This paper investigates whether explicitly inferring task-relevant latent variables improves the in-context learning (ICL) capabilities and out-of-distribution (OOD) generalization of Transformer models. The authors hypothesize that standard Transformers might rely on "non-parametric shortcuts" (e.g., kernel-like mechanisms) rather than truly understanding the underlying task structure by inferring its generative latents. This reliance on shortcuts could hinder generalization.
To test this, they compare two types of models:
- Implicit Model: A standard Transformer architecture where the query can directly attend to all context examples. This model jointly performs context aggregation and predictive modeling.
- Explicit Model: A modified Transformer architecture designed to enforce the inference of task latents. It separates context aggregation from prediction. A context Transformer processes the in-context examples (Dcontext={(xi,yi)}i=1n) to produce a fixed-size, low-dimensional bottleneck representation (zψ(Dcontext)). This bottleneck is then fed, along with the query x∗, to a separate prediction network (either an MLP or another Transformer) to predict y∗. The key idea is that this bottleneck forces the model to summarize the context into essential latent information, preventing the query from directly using context exemplars for shortcuts.

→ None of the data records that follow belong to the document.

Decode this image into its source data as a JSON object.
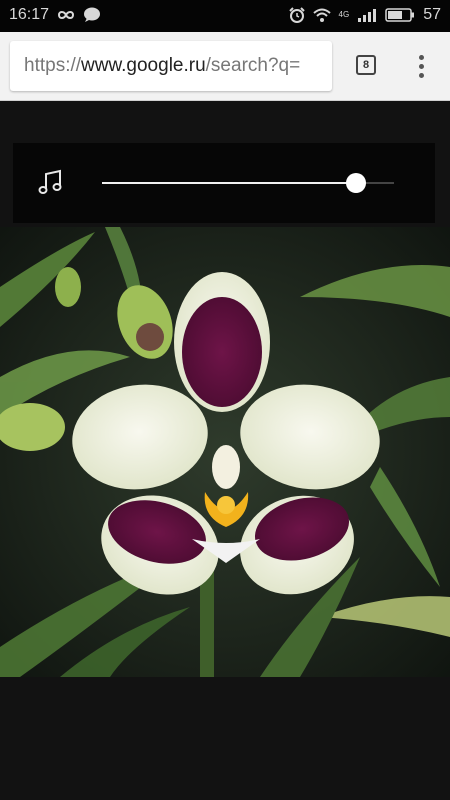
{
  "status_bar": {
    "time": "16:17",
    "network_label": "4G",
    "battery": "57"
  },
  "browser": {
    "url_prefix": "https://",
    "url_host": "www.google.ru",
    "url_path": "/search?q=",
    "tab_count": "8"
  },
  "audio_player": {
    "icon": "music-note-icon",
    "progress_fraction": 0.87
  },
  "media": {
    "image": "orchid-photo",
    "subject": "white and purple phalaenopsis orchid"
  },
  "colors": {
    "status_bar_bg": "#050505",
    "toolbar_bg": "#f2f2f2",
    "page_bg": "#121212",
    "player_bg": "#060606"
  }
}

The paper systematically compares these models across various ICL tasks, including:
- Synthetic Regression: Linear, nonlinear (MLP), sinusoidal, Gaussian Process (GP), and Hodgkin-Huxley ODE prediction.
- Synthetic Classification: Linear and nonlinear (MLP).
- Reasoning-based/Compositional Tasks: Raven's Progressive Matrices, Alchemy, and Gene Targeting.
Models are trained from scratch and evaluated on both in-distribution (ID) and out-of-distribution (OOD) data. OOD evaluation for synthetic tasks involves querying points from a distribution with a higher standard deviation than seen during training. For reasoning tasks, OOD evaluation tests generalization to novel combinations of latent variable components (compositional generalization).
Key findings include:
- No General Performance Benefit from Explicit Models: Contrary to the initial hypothesis, explicit models generally do not outperform implicit models, either ID or OOD. In some synthetic regression tasks, the implicit model even showed slightly better OOD performance. Both model types struggled with OOD generalization on several tasks, while on others (classification, compositional tasks), both generalized reasonably well but with similar performance.
- Explicit Models Learn Correct Latent Variables: Despite the lack of performance improvement, investigations revealed that the bottleneck in the explicit model effectively learns to extract the true task-relevant latent variables. This was confirmed by successfully decoding these latents from the bottleneck representation using a linear probe, even without an auxiliary loss explicitly encouraging latent prediction.
- Prediction Function is a Key Bottleneck: The primary reason for the explicit model's lack of superior OOD performance appears to be the inability of its prediction function to effectively utilize the correctly inferred latent variables. When the learned prediction function in the explicit model was replaced with an "oracle" (the ground-truth generative function g), OOD performance significantly improved on most tasks. This suggests that simply inferring the correct latents is insufficient; the model also needs the correct mechanism or strong inductive biases to use these latents for prediction.
- Explicit Models Offer Better Interpretability: The bottleneck in explicit models provides a clear locus for inspecting learned task representations. The authors successfully decoded true latent variables from this bottleneck and demonstrated that manipulating these bottleneck activations led to correct counterfactual predictions (using Distributed Alignment Search - DAS), a property not easily achieved with implicit models.
- Scaling Trends: Performance for both implicit and explicit models scaled similarly with task difficulty (input dimensionality, context length) and model size. Implicit models consistently (though slightly) outperformed explicit models unless the explicit model used the oracle prediction function. Latent variable decoding accuracy in the explicit model improved with less uncertainty (lower data dimensionality, longer context) and larger model capacity.
The authors conclude that while biasing Transformers towards inferring task-relevant latent variables (e.g., via a bottleneck) aids interpretability, it is not sufficient to improve ICL generalization. The limitation seems to lie more fundamentally in the Transformer's ability to learn the correct prediction function to leverage these latents, rather than solely in its tendency to take non-parametric shortcuts. The paper suggests that future work should focus on incorporating stronger inductive biases into the prediction mechanism to better utilize inferred latents, potentially drawing from amortized inference methods or neurosymbolic AI. The paper also highlights the value of controlled experiments on simpler, well-understood tasks for dissecting complex phenomena like ICL.